Lawrence Frank, like most coaches, relishes practice time. But he also is mindful of the impact the game-heavy schedule has had on players, both physically and mentally.

“Sometimes as coaches you can screw it up a little bit,” Frank said before the New Year’s Day win over Sacramento, the fifth for the Pistons in the last six games. “You have all that time and you try to add too much stuff. You just have to assess where you’re at and (add) a little bit here and there.”

The Pistons are also in the midst of 15 consecutive nights spent in their own beds, far and away their longest stretch of the season to date. Their next road game doesn’t come until Jan. 11 at Milwaukee, their first since the Dec. 26 double-overtime loss at Atlanta. Only twice since leaving for Phoenix on Nov. 1 have the Pistons spent more than four straight nights at home, both six-night stays.

While the game-heavy schedule took its toll, it also established a rhythm to the season that now gets disrupted – and just when the Pistons had seemed to get in sync with that rhythm.

“Right now we’re in a good place,” Greg Monroe said. “I think the rest wouldn’t hurt us at all. Guys are focused. We understand what we have to do. I think it’s good for us. I don’t think it’ll mess up any rhythm we have right now.”

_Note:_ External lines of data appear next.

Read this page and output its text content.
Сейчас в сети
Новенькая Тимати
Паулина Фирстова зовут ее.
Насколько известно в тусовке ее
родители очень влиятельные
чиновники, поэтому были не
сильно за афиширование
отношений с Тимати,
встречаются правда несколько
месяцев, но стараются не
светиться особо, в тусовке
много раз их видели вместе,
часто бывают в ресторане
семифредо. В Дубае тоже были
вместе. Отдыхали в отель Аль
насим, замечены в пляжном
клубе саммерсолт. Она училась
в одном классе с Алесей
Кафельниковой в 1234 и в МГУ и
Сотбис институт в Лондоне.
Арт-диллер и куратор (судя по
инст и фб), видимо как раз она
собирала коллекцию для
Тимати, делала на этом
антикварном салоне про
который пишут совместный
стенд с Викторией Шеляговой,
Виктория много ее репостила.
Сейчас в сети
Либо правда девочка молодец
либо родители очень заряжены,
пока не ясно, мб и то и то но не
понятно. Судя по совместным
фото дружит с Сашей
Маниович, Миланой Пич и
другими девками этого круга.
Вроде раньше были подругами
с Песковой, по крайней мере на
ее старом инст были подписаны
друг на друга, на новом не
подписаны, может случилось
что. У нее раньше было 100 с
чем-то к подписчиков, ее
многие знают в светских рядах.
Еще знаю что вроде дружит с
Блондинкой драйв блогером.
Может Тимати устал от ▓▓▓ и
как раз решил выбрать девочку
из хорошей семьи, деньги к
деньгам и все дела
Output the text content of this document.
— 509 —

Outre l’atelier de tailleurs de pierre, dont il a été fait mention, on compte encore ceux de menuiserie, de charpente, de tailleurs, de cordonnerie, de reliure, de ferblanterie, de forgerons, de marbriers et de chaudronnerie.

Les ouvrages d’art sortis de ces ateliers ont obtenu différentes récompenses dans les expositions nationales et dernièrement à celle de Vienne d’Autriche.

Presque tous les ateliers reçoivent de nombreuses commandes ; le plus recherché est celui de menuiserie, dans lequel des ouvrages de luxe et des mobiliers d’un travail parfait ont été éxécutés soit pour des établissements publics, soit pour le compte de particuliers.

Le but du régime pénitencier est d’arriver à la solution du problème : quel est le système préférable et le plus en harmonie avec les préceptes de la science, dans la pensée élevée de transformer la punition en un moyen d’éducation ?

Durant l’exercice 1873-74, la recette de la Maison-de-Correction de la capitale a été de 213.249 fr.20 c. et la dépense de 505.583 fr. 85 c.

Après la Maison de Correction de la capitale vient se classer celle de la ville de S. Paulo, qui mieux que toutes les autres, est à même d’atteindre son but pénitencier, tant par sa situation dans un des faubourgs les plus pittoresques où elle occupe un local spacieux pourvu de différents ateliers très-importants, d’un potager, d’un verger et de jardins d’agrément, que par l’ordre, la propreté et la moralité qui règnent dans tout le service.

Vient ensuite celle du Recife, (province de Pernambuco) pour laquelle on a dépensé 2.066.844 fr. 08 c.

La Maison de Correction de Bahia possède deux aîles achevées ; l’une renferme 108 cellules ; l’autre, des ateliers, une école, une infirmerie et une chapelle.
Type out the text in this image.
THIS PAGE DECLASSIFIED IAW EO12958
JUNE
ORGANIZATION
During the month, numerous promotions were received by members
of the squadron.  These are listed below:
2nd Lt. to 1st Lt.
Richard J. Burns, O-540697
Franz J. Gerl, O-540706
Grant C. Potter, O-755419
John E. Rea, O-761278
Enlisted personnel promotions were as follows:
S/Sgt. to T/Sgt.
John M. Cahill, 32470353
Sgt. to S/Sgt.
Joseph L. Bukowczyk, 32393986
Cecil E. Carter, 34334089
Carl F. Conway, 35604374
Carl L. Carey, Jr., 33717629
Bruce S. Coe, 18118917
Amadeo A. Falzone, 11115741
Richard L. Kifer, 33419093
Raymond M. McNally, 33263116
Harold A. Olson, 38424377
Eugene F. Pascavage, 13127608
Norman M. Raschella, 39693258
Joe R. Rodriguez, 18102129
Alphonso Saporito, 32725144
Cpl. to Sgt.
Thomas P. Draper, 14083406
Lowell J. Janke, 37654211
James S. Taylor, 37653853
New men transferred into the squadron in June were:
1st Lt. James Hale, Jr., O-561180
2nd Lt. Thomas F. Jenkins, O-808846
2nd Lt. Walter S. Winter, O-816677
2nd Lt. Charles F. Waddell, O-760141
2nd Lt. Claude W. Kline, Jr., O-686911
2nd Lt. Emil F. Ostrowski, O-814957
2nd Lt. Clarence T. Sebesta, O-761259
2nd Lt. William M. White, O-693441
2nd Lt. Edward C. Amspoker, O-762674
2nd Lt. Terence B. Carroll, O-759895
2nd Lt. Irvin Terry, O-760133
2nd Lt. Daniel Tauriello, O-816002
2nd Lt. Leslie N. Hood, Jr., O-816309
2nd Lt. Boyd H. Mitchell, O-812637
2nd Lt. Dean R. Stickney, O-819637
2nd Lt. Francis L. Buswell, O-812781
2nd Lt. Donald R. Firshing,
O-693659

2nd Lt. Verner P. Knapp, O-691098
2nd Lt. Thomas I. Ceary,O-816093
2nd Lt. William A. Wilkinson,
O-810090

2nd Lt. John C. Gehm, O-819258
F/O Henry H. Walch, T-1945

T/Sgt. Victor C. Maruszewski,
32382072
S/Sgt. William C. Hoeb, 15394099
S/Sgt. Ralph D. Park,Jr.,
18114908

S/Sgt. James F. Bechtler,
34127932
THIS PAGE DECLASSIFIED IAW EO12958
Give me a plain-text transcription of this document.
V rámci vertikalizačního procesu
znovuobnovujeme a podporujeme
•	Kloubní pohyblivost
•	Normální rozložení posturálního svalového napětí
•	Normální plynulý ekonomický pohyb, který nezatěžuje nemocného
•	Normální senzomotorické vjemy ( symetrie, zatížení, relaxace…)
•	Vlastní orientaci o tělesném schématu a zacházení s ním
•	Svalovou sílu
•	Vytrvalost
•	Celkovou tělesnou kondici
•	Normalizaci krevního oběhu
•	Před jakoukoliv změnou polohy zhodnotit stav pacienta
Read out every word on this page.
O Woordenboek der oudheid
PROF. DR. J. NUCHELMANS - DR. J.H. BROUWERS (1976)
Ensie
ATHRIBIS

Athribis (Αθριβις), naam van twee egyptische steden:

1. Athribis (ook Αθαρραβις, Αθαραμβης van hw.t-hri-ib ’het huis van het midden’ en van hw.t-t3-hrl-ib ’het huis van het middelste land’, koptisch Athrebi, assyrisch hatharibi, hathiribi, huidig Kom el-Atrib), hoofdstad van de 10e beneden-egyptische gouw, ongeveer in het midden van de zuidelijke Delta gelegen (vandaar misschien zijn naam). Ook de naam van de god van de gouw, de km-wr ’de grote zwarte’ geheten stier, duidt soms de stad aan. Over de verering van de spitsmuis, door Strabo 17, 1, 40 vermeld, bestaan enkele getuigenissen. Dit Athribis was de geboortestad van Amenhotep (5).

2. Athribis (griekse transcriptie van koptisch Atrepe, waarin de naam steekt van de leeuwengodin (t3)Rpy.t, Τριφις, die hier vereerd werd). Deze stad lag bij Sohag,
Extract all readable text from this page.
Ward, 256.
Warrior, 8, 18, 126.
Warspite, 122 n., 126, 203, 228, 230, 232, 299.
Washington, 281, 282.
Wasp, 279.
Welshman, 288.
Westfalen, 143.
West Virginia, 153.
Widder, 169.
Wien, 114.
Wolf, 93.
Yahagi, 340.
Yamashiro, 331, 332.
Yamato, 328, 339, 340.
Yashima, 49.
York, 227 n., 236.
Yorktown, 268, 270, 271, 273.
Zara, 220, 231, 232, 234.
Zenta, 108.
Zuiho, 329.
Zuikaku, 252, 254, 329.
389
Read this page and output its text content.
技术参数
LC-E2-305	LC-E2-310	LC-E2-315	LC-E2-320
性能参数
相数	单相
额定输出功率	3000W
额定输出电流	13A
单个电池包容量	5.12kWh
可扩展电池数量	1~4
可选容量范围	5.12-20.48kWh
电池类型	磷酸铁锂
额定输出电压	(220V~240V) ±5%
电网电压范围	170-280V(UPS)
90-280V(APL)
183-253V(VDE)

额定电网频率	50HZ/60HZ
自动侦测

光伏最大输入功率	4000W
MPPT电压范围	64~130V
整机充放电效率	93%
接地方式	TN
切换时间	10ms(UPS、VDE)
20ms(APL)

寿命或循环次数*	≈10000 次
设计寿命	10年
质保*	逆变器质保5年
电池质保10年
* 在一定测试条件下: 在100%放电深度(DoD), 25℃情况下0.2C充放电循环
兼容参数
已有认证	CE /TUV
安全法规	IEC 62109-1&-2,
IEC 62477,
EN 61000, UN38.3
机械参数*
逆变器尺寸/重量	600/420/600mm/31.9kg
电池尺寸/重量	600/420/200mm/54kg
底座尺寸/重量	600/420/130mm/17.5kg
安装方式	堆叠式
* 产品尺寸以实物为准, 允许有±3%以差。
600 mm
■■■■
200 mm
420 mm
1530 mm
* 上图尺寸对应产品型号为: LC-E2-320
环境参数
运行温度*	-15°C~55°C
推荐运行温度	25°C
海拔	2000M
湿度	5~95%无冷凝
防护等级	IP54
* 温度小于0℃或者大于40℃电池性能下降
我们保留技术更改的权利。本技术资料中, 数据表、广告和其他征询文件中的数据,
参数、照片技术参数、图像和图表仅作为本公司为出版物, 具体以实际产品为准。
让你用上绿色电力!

Players almost always prefer games to practices, unlike coaches, but Will Bynum acknowledges the value that having consecutive days off – which will not only enable practices, but practices that allow for meaningful competition – could have for weeding out bad habits that might have seeped in.

“Practice time is critical, as well,” he said. “We’ve still got a lot we need to clean up and get better at, offensively and defensively. We can use these practice days for the rest – a lot of guys are banged up – and developing more chemistry.”

No practice was scheduled for today, though players will rotate through the practice facility for individual work with assistant coaches and Arnie Kander’s training staff, while many will receive treatment for injuries. Frank looks days and weeks into the future to incorporate days off, then adjusts as needed.

He’ll use the added practice days coming to both correct mistakes and add new things to the playbook.

“The other thing is recovery time,” he said. “You have to look at the whole month and piece it together. Next week, I’ll have to look at that because you have four days in between games.”

Putting those days to the best possible use will go a long way toward determining how the season’s final 48 games play out.